Configuring workload management policies for DataStage

You can configure workload management policies for DataStage by editing the configuration file or in your project by editing your DataStage instance settings.

Policies

You can set threshold values for these system policies:
Job Count
Specify the maximum number of concurrent running jobs that are allowed on the system. The default value is 20 concurrent running jobs. Most suitable value for each runtime instance depends on the available resources, partitions number, and your SLA.
Note: Job count excludes jobs that run in a pipeline.
Queue-specific Job Count
Specify the maximum number of concurrent running jobs for each priority (low, medium, and high).
Job Start
Specify the maximum number of jobs that are allowed to start in the specified number of seconds.

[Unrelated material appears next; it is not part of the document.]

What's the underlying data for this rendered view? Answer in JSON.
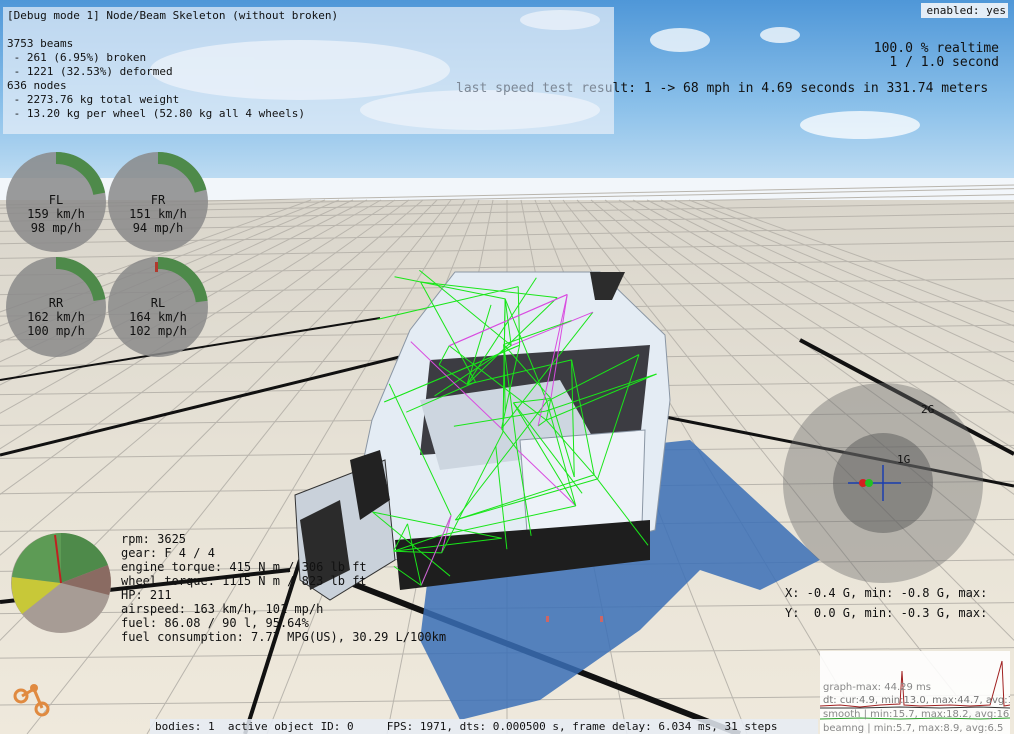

The default value is 100 jobs in 10 seconds.
CPU Usage
Specify the maximum CPU usage that is allowed on the system. If the current CPU usage exceeds this value, the job is not allowed to start. The default value is 80 percent CPU usage. If you have many small jobs, you may consider higher value to avoid jobs being queued.
Memory Usage
Specify the maximum memory usage that is allowed on the system. If the memory usage exceeds this value, the job is not allowed to start. The default value is 80 percent memory usage. If you have many small jobs, you may consider higher value to avoid jobs being queued.

Editing the configuration file

To configure the policies by editing the configuration file wlm.config.xml, complete the following steps.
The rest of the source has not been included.